The saying, going the extra mile, originated during the Roman occupation of Israel. Roman soldiers had the right to ask any able-bodied man to carry all their equipment for one mile. After carrying a soldier’s armaments for one mile, the one who fulfilled this obligation could put down his burden and leave the soldier to carry it himself or seek someone else to serve the next mile.
In Matthew 5:41, Jesus addressed this law and surprised his hearers by saying they should accept the opportunity and even go beyond the required duty by carrying a soldier’s load for two miles instead of the required one mile distance. Say what??

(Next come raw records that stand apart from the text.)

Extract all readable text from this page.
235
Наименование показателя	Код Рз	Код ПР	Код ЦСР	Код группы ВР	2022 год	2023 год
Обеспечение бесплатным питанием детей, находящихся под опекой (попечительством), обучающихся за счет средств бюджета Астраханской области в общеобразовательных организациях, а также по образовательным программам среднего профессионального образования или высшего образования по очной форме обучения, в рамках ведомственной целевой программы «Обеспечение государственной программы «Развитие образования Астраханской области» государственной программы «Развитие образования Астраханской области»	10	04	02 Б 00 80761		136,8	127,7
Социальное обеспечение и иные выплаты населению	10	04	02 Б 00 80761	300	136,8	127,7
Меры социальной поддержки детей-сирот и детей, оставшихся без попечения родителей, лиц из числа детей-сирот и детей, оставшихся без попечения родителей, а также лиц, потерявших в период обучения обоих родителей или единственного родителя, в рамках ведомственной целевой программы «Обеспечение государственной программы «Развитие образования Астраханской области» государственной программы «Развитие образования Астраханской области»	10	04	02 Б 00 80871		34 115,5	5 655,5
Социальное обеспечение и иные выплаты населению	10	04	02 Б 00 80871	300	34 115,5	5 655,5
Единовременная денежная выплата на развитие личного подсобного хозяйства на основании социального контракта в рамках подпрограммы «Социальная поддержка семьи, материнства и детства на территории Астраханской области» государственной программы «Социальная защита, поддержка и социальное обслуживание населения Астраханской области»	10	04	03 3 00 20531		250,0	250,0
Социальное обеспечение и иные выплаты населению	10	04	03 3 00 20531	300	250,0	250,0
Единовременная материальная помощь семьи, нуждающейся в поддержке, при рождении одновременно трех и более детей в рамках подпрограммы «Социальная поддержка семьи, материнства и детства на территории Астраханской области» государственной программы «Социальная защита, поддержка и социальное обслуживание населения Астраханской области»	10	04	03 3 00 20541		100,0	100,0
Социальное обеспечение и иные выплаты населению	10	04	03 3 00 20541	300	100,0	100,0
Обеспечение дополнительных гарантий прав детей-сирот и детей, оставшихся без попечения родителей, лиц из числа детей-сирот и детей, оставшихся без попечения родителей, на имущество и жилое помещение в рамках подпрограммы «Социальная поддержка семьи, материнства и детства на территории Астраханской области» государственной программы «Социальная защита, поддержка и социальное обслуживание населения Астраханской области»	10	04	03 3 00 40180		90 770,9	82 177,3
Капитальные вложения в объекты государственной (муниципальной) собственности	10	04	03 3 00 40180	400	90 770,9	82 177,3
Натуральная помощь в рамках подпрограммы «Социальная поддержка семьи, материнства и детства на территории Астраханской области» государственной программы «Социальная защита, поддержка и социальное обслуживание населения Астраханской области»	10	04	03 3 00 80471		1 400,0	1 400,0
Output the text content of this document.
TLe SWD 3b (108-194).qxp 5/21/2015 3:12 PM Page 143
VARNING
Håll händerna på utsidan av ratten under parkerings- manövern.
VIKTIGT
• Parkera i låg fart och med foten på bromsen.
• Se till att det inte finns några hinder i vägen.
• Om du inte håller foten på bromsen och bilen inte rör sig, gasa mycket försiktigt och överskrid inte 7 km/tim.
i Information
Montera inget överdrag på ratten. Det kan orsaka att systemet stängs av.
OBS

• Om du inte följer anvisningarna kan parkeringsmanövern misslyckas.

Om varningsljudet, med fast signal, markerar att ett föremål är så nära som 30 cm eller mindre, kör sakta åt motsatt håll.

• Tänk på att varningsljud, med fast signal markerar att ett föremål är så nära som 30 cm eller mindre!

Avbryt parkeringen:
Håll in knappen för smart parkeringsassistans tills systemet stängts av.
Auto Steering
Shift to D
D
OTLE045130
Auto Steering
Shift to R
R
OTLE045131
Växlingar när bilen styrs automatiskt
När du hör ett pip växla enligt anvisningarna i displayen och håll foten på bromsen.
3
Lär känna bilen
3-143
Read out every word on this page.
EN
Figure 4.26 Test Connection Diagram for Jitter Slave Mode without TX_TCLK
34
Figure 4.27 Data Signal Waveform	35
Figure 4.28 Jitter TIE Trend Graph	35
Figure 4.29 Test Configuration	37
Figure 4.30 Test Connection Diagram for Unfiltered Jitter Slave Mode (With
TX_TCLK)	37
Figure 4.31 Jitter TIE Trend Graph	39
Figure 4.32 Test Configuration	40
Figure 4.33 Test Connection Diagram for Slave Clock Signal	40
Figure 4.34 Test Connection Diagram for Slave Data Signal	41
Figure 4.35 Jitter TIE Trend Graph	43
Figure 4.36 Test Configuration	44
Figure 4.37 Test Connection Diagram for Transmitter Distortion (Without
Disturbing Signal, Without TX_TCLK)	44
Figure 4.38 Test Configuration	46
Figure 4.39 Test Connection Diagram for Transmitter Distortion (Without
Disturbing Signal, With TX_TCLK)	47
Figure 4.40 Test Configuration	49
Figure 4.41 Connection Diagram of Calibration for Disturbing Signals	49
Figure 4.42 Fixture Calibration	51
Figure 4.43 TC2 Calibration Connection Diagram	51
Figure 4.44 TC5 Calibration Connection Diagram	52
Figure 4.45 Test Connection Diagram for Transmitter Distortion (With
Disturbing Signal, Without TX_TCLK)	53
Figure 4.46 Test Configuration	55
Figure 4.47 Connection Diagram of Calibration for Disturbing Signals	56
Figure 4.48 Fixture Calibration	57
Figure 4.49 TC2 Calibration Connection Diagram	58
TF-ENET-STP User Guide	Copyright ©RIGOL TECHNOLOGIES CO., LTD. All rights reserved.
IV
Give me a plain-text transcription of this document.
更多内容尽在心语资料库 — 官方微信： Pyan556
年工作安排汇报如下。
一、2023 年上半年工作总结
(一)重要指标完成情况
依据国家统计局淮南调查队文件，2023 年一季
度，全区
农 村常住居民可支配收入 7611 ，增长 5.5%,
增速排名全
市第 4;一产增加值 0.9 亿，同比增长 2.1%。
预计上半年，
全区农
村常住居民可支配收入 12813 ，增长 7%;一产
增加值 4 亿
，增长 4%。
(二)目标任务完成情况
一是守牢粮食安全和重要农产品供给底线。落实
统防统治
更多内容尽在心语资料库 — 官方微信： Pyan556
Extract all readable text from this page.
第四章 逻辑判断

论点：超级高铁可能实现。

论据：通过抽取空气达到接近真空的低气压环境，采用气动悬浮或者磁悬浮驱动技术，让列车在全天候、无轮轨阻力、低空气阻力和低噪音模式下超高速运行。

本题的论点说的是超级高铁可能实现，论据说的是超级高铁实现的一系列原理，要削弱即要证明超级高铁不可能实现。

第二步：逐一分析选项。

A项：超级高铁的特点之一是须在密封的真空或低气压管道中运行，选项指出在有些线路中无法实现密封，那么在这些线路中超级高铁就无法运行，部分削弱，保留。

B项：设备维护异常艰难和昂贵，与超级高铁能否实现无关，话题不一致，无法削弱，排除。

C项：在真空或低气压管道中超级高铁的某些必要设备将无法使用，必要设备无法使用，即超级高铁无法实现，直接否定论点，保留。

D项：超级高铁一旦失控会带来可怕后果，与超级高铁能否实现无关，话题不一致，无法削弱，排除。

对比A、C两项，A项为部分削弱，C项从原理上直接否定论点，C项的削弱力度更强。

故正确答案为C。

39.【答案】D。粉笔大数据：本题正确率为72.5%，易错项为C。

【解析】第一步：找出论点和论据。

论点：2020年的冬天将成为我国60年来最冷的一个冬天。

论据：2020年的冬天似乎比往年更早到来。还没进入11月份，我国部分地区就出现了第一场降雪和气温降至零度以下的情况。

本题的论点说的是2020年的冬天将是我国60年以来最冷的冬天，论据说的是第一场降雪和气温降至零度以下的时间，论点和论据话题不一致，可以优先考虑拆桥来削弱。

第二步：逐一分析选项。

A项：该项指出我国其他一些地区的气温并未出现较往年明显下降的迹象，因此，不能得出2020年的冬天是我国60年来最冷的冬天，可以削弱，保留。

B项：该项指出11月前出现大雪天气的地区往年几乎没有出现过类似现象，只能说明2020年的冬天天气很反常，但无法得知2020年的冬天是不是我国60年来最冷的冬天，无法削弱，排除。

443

Two thousand years before Jesus’ astonishing statement, Jacob sent his son Joseph on a sixty-mile mission to deliver provisions to his ten sons, Joseph’s brothers, shepherding their flocks in Shechem, (Genesis 37:14). As instructed, Joseph arrived in Shechem and heard his brothers had been there and could be in Dothan. At this point, Joseph made a decision–to return home or continue on to Dothan. After all, weren’t these the same brothers who mocked and despised him?
Yet, through his weariness, frustration and perhaps some hidden reluctance, Joseph manned-up and trudged another nine to twelve miles, a day’s journey, through the wilderness to complete his Father’s desire.